Vital Weekly, Frans de Waard:
Recently I bumped, by accident it seemed, into Miguel A. Garcia, crossing paths in a city far, far away and it was good to see, finally, his modus operandi, even perhaps for that night/tour only. A set-up that consists of computer-controlled feedback and some extra electronics that worked very well in his duo with Sebastien Branche (on saxophone). Here Garcia also gets credit for electronics, just as Alfredo Costa Monteiro. It doesn't mention if this is a live recording or perhaps some studio meeting and to what extend there is an editing or layering of the music. Somehow I don't think the latter is the case, and that all of this is a pretty straightforward set of recordings of some pretty intense music. I would believe that this works very much along the lines of processing internally looped sources together into some very strong, forceful music; feedback maybe, acoustic sounds maybe? I must admit I have very little idea as to what is going on here. If this is improvised then these two men have mighty control over their apparatus to play these sounds. This is nothing for the weak of hearth, I would think. The advise 'play loud' is usually not very well-spend on me, but in this case I am sure it is the only you should do. Just like last week's release by Cilantro on the same label this is something one would not expect but it sure is damn fine release.
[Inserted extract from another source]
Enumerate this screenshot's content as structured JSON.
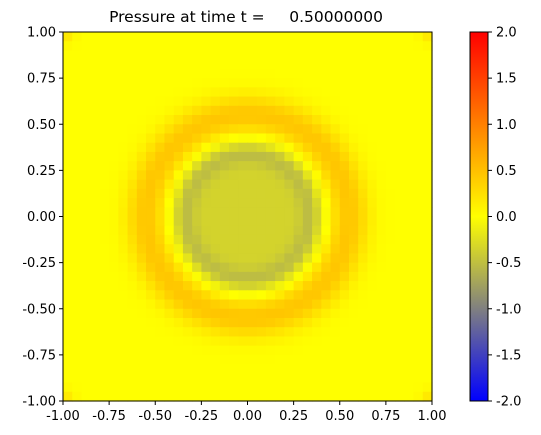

Chain D.L.K., Stuart Bruce:
This is the first published collaboration between these two experimental improvisers. In it, some familiar stalwart sounds of dark experimental ambient music including drones, industrial noises, feedback, white noises (and other flavours I think), analogue modulations and glitches wash and wave, sometimes fairly slowly, sometimes abruptly, as you’re taken into an alien environment that’s complex, immersive yet largely unwelcoming.
Though packaged as 4 tracks, each around 10 minutes long, it’s a relentless work with little distinction between the sections. Things do mellow out briefly towards the end of second piece “Und”, but it’s a temporary reprieve. The hollow tones at the beginning of “Toj” have a slightly more horror movie flavour for a while, while parts of “Sappnicran” feel like they’ve been pumped through a plastic tube.
It’s abrasive but over time it gradually becomes quite compelling, with a sort of sonic scouring effect. Particularly on headphones it’s somewhat cathartic. It doesn’t peddle anything particularly new or distinctive, but as a well-wrapped dose of experimental noise it develops its own sense of function.